The primary reason is that at an older age, you are more likely to develop health issues compared to younger individuals. To compensate for the risk, you would be charged higher premiums. 

2.) Occupation

Your occupation plays a major role in deciding the premium of your life insurance. For instance, if you have a job that involves risks such as mining, factory work, and others, you are more likely to be charged with higher premiums.   

3.) Present Health Status

Your current health condition has a significant impact on your life insurance premium. The reason behind this is that insurance companies charge higher premiums for those who regularly drink and smoke. Other than this, if you have any diseases such as heart problems or diabetes, even then your premium will be high - these health issues deteriorate the condition of your body and may reduce your lifespan. 

4.) Tenure of the Policy

The tenure of a life insurance policy can have a significant impact on the premium amount. Generally, the longer the policy tenure, the higher the premium will be. This is because a longer tenure increases the risk for the insurance company, as the probability of the insured individual passing away during the policy period increases. To compensate for this increased risk, the insurance company charges a higher premium. 

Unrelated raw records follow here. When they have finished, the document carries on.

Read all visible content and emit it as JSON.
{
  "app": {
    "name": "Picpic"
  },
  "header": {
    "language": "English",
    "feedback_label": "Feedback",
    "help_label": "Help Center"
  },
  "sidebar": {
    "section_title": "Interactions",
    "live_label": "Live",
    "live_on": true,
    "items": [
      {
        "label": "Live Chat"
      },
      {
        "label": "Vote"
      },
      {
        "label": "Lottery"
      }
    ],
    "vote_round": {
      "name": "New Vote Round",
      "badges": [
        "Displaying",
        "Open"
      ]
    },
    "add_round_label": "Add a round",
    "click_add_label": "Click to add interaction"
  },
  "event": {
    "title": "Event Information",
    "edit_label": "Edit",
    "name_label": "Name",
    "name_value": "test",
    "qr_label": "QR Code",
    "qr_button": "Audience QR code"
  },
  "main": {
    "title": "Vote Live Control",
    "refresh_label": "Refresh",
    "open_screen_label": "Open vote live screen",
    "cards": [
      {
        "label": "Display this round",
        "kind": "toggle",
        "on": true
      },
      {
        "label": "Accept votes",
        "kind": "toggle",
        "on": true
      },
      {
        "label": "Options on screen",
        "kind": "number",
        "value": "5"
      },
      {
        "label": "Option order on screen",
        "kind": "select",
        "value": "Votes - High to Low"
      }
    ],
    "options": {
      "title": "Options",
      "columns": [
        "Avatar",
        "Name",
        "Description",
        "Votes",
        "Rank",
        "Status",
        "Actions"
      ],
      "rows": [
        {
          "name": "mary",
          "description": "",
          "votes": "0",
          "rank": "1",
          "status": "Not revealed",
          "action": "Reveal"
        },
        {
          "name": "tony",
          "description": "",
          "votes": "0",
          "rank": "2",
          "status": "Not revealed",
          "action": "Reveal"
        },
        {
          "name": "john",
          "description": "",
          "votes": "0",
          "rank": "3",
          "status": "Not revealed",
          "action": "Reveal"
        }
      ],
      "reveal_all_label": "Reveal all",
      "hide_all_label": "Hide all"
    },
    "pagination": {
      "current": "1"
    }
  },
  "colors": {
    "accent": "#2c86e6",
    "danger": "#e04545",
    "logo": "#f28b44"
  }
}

On the contrary, shorter policy tenures result in lower premiums as the risk for the insurer is reduced. Thus, when considering life insurance, it's essential to balance the desired tenure with the affordability of the premium.

5.) Frequency of Your Premium Payment

The frequency of premium payments for a life insurance policy can also impact the overall premium amount. Typically, insurance companies offer different payment frequency options, such as annual, semi-annual, quarterly, or monthly. 

Opting for a frequency of premium payments, such as monthly or quarterly, often leads to higher premium amounts. This is because more frequent payments may increase administrative costs for the insurance company. 

On the other hand, choosing an annual or semi-annual payment frequency usually results in lower premiums since it reduces administrative expenses. However, it's crucial to consider personal budgeting preferences and cash flow when deciding on the frequency of premium payments.